Throughout preoperative planning and the actual surgery, Beduschi said he thinks about what the patient’s life will be like after they go home.

“A transplant is meant to be life-changing,” he said. “And the key part of that is ‘life’ … a successful transplant, to me, is one whose success stands the test of time.”

Not content with also achieving competitive outcomes in time to transplant and patient survival, Beduschi has spearheaded UF Health’s foray into multiorgan transplants. In fact, in 2022 UF Health was in the top five multiorgan transplant centers for volume for all multi-organs and top three for liver-kidney transplants, according to the Organ Procurement and Transplantation Network.

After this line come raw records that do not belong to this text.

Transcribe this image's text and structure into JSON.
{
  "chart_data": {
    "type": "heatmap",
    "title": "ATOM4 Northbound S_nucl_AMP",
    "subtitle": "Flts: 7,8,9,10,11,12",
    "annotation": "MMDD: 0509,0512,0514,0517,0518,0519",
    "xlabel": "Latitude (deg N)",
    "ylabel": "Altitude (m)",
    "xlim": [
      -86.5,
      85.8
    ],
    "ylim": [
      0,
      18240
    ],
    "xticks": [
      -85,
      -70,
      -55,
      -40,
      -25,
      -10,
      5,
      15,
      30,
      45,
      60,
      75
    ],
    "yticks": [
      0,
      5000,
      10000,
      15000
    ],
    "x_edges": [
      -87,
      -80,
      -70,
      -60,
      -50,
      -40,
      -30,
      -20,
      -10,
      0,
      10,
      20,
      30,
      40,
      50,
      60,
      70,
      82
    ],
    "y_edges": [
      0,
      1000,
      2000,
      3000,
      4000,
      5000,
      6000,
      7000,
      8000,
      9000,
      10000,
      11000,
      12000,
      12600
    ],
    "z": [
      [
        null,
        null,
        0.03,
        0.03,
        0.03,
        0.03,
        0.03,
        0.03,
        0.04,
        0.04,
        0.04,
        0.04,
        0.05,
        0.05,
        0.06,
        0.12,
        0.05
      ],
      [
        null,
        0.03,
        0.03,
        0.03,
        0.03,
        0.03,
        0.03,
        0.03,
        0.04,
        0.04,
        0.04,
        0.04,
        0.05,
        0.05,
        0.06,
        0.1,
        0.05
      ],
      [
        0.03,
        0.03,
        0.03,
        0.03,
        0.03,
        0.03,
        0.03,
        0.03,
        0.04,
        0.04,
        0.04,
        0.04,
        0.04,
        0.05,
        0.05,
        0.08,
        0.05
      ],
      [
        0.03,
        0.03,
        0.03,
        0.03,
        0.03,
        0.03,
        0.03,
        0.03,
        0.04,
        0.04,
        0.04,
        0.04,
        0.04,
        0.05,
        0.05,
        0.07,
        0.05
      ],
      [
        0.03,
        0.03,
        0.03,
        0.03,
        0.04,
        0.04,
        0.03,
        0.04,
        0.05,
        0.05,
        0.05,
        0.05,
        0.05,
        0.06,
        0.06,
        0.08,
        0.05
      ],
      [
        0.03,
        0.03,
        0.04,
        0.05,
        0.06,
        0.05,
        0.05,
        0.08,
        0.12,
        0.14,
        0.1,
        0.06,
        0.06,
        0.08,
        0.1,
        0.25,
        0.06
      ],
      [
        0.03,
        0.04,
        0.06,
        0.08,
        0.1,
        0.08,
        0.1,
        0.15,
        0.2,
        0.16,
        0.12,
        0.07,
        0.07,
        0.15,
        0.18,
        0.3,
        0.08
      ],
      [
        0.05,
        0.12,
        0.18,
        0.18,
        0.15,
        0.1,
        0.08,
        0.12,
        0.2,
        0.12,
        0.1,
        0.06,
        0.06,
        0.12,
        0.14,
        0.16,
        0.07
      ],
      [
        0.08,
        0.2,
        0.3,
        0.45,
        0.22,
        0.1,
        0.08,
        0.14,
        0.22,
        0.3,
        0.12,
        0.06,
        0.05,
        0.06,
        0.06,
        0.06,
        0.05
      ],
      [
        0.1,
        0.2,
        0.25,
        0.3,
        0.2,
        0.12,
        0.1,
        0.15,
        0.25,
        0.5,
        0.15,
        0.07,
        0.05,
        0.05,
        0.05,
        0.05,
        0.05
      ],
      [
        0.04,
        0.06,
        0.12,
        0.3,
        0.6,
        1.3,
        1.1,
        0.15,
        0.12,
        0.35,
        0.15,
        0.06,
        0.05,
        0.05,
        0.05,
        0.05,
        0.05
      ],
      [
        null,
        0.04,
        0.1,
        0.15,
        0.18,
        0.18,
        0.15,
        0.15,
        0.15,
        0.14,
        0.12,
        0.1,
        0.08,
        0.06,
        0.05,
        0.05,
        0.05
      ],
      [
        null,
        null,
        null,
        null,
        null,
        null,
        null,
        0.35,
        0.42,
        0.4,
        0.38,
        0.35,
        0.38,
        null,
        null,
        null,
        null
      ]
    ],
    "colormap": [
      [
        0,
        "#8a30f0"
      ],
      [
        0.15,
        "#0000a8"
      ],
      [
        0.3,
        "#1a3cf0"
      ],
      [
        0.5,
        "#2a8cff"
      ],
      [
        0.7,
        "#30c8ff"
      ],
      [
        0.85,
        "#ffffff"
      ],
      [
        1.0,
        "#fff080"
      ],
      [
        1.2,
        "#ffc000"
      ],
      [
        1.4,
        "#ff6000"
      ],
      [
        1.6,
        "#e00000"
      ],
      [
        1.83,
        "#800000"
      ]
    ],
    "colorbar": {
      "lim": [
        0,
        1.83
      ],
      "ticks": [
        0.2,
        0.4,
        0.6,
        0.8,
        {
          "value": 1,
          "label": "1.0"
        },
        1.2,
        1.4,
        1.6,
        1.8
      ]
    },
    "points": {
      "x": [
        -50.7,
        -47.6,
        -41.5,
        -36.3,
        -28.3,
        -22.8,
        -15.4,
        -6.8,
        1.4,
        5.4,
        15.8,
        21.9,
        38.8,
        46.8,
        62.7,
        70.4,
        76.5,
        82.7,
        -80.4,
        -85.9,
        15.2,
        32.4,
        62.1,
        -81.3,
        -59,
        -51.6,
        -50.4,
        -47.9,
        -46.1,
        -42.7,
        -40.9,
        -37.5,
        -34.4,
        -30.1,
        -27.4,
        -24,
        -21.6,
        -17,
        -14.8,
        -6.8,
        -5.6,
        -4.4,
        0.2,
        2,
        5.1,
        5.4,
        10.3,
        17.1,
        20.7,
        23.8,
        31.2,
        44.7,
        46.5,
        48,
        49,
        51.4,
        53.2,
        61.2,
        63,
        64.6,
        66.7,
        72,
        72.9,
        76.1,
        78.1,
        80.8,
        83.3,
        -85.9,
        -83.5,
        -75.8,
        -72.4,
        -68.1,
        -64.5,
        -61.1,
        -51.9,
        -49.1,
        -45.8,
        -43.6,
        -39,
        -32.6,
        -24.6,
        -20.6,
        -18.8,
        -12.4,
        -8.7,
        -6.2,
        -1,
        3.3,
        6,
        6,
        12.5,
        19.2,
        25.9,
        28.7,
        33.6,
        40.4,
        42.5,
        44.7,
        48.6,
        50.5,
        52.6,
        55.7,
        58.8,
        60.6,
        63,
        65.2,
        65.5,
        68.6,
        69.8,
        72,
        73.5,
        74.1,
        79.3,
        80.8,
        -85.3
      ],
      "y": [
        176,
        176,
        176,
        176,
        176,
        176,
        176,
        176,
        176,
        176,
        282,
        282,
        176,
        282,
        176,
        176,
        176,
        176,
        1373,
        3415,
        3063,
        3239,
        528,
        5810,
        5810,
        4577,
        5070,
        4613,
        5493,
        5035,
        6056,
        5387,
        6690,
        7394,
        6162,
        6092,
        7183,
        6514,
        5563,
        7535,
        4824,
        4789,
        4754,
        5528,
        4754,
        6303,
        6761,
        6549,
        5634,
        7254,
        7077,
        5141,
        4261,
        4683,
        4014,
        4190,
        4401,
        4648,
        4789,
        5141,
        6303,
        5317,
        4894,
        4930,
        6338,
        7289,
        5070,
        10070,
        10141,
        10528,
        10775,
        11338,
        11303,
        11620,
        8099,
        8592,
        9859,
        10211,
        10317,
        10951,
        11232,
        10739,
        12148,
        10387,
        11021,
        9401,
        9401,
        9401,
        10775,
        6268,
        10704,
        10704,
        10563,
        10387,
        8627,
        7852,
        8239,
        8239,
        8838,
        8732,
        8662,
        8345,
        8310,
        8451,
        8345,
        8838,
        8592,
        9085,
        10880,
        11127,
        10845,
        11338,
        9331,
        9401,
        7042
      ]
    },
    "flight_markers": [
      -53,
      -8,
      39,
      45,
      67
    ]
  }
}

“Our patients come from everywhere. Often, they come to us with a prognosis that can be very dire,” Beduschi said. “Whether it is a liver transplant, or a liver-kidney transplant, or even a triple-organ transplant, I am lucky to work with a team who is more than up for the challenge and an institution that does not spare resources if it will save a patient’s life.”

Each patient is different, requiring the focus and expertise of the transplant program’s multidisciplinary approach. On each case, Beduschi and his team consult with nurse coordinators, transplant assistants, social workers, financial counselors, transplant pharmacists, anesthesiologists, intensivists, hepatologists, nephrologists and psychologists.

“My team puts the people we treat first,” Beduschi said. “These outcomes are wonderful, but they are also the natural result of prioritizing our patients and their families. It is a privilege to be able to save a life, and I am proud to say my team never forgets this.”